Oireachtas Joint and Select Committees

Thursday, 24 November 2016

Public Accounts Committee

Special Report No. 94 of the Comptroller and Auditor General: National Asset Management Agency Sale of Project Eagle (Resumed)

9:00 am

Mr. Seamus McCarthy:

Deputy Connolly raised a couple of items from Mr. McDonagh's statement, specifically the second last paragraph on the first page. My position is that different discount rates would be appropriate for estimating what a purchaser of a portfolio of non-performing loans might be willing or able to pay for them and what the loans might yield to NAMA if it worked them out, as planned, over the medium to long term. I have not changed my position in that regard. That is my response to that point.

An issue was also raised with regard to a reference on page 8 of the same statement. The reference is to the Comptroller and Auditor General's qualification of the report around probable loss and so on. The report refers to NAMA's projected cash flows yielding net receipts of £1.675 billion through working out the loans over the medium to long term. Obviously, any future cash flow is subject to a certain amount of uncertainty and the eventual net receipts might have been above or below that. That is really why I put the qualification of "probable" on the reference to the loss of value. We will never know what the outcome would have been. I do not think I mentioned figures of plus or minus £200 million and I certainly do not recall the detail of that. It is worthwhile for the committee to bear in mind that the cash flows that were prepared by NAMA for use in the financial statements would have been conservative. There was a possibility, certainly, that the values achieved could have been higher. The other element in that uncertainty was that PIMCO's indicative bid offered more for the top 55 assets than the cash flows were actually indicating they might yield two to three years into the future. That is an indication of the variance there.

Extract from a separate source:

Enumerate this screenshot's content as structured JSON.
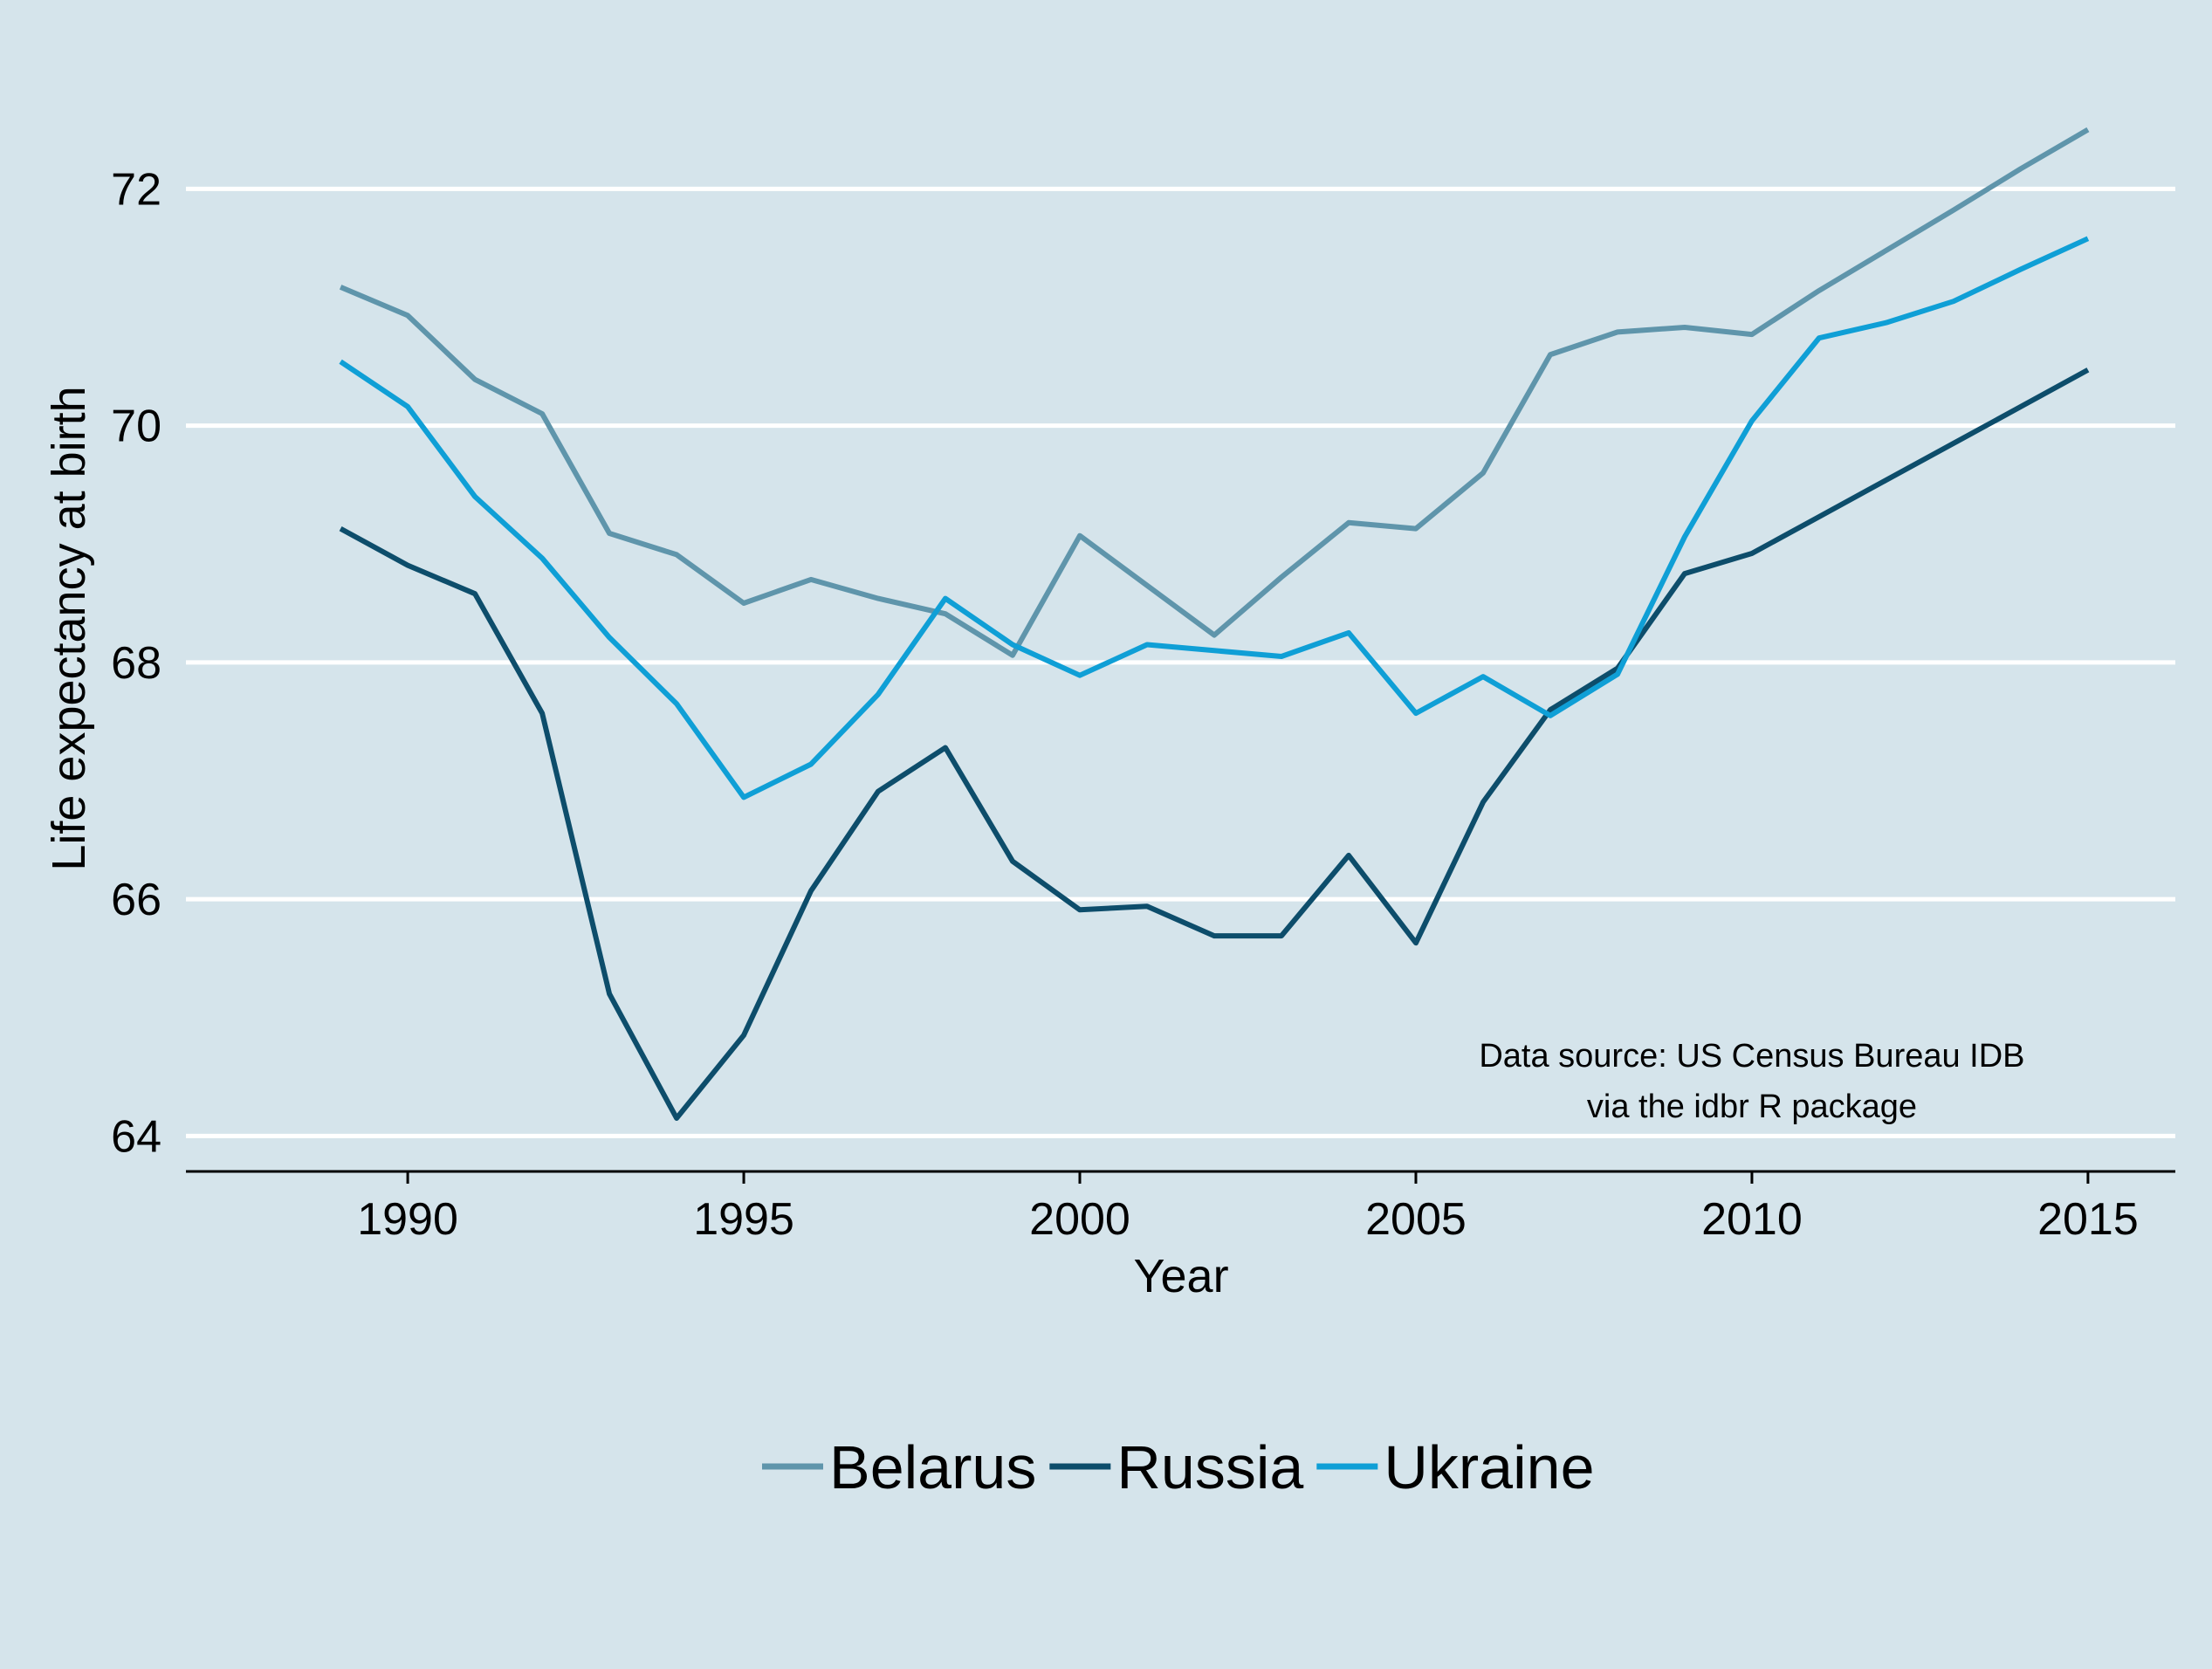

I was also reflecting on the suggestion around the term "probable" and so on. I think I have explained previously that I changed from the use of the phrase "potential loss of value" on reflection in the last round up of the report. The key reason for that change was that if one was talking about an investment possibility where one was comparing two potential lines of activity or two potential investment options, comparing one with the other and projecting forward that one would yield a value of "X" and one would yield a value of "Y", then one is talking hypothetically in that situation but here we were actually talking about assets that were owned.

If one were not disposing of them in a way that yielded what they were worth at the time or they might yield in the future and disposed of them at a lower price, it would result in a probable loss of value.